Interest Rates–Syndicated Loan Market Data
The administrative agent is responsible for periodically setting interest rates for a syndicated loan based on the relevant interest rate benchmark and applicable margin. Interest on most syndicated loans is calculated by combining a floating interest rate based on LIBOR (London Interbank Offered Rate), the prime rate, the federal funds rate, or another widely used benchmark interest rate, plus an applicable margin. Interest rates can fluctuate on a daily, monthly, quarterly or other period as set forth in the credit agreement.
LIBOR and its Function
LIBOR has been the dominant interest rate benchmark for some time. LIBOR rates are reported every London business day by the Intercontinental Exchange (ICE). LIBOR rates are calculated using the rates reported by a panel of banks with a significant presence in the London market as the interest rate at which they could borrow funds from other banks in the London market. LIBOR is reported for seven different maturities and in five different currencies.

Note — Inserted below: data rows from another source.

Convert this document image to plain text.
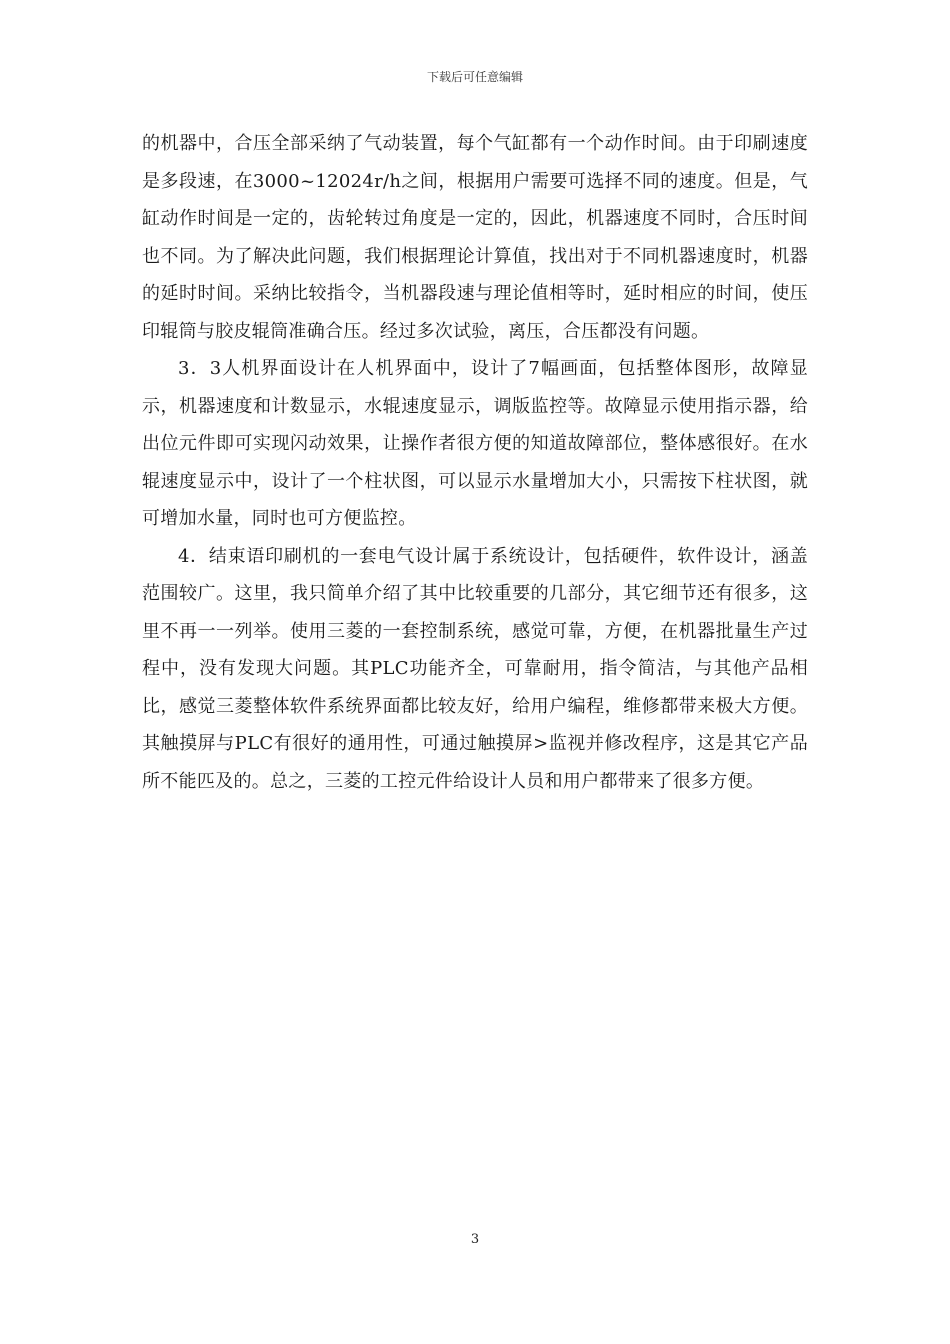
下载后可任意编辑

的机器中，合压全部采纳了气动装置，每个气缸都有一个动作时间。由于印刷速度是多段速，在3000~12024r/h之间，根据用户需要可选择不同的速度。但是，气缸动作时间是一定的，齿轮转过角度是一定的，因此，机器速度不同时，合压时间也不同。为了解决此问题，我们根据理论计算值，找出对于不同机器速度时，机器的延时时间。采纳比较指令，当机器段速与理论值相等时，延时相应的时间，使压印辊筒与胶皮辊筒准确合压。经过多次试验，离压，合压都没有问题。

3．3人机界面设计在人机界面中，设计了7幅画面，包括整体图形，故障显示，机器速度和计数显示，水辊速度显示，调版监控等。故障显示使用指示器，给出位元件即可实现闪动效果，让操作者很方便的知道故障部位，整体感很好。在水辊速度显示中，设计了一个柱状图，可以显示水量增加大小，只需按下柱状图，就可增加水量，同时也可方便监控。

4．结束语印刷机的一套电气设计属于系统设计，包括硬件，软件设计，涵盖范围较广。这里，我只简单介绍了其中比较重要的几部分，其它细节还有很多，这里不再一一列举。使用三菱的一套控制系统，感觉可靠，方便，在机器批量生产过程中，没有发现大问题。其PLC功能齐全，可靠耐用，指令简洁，与其他产品相比，感觉三菱整体软件系统界面都比较友好，给用户编程，维修都带来极大方便。其触摸屏与PLC有很好的通用性，可通过触摸屏>监视并修改程序，这是其它产品所不能匹及的。总之，三菱的工控元件给设计人员和用户都带来了很多方便。

3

There are problems with LIBOR. The panel of banks providing the rates used to calculate LIBOR are providing subjective rates based on what they believe their cost of funds would be. The financial crisis in 2008 revealed that LIBOR was being manipulated by some of the banks and its reputation has never recovered.
SOFR and the Future
Beginning in 2021, banks will no longer be required to submit the daily rates used to calculate LIBOR. As a result, LIBOR may cease to be available or lose its value as a benchmark rate. Many believe a global standard to ensure financial stability will still be necessary.
The most likely replacement for LIBOR is the Secured Overnight Financing Rate (SOFR). Based on transactions in the Treasury repurchase market, where banks and investors borrow or loan Treasuries overnight, it is hoped that SOFR will provide a more accurate representation of the cost of funds incurred by lenders. However, it is still uncertain whether the new benchmark rate will be SOFR or another rate, and if SOFR, how SOFR will be operationalized.
Three Tips to be Prepared
- Loan market participants should ensure new credit agreements they enter into include fallback provisions that provide a convenient method to select a new benchmark rate if LIBOR is discontinued or becomes unreliable.
- Existing credit agreements should be reviewed to understand what would happen if LIBOR is not available. In many cases, credit agreements are drafted to provide that the prime rate will be used as an interest rate benchmark if LIBOR is not available.
- Determine a plan of action for existing credit agreements that do not already include acceptable fallback provisions. The parties may amend the credit agreement to include a replacement benchmark interest rate or provide flexibility by allowing the administrative agent, successor agent or collateral agent to select a replacement benchmark interest rate if and when LIBOR becomes unavailable.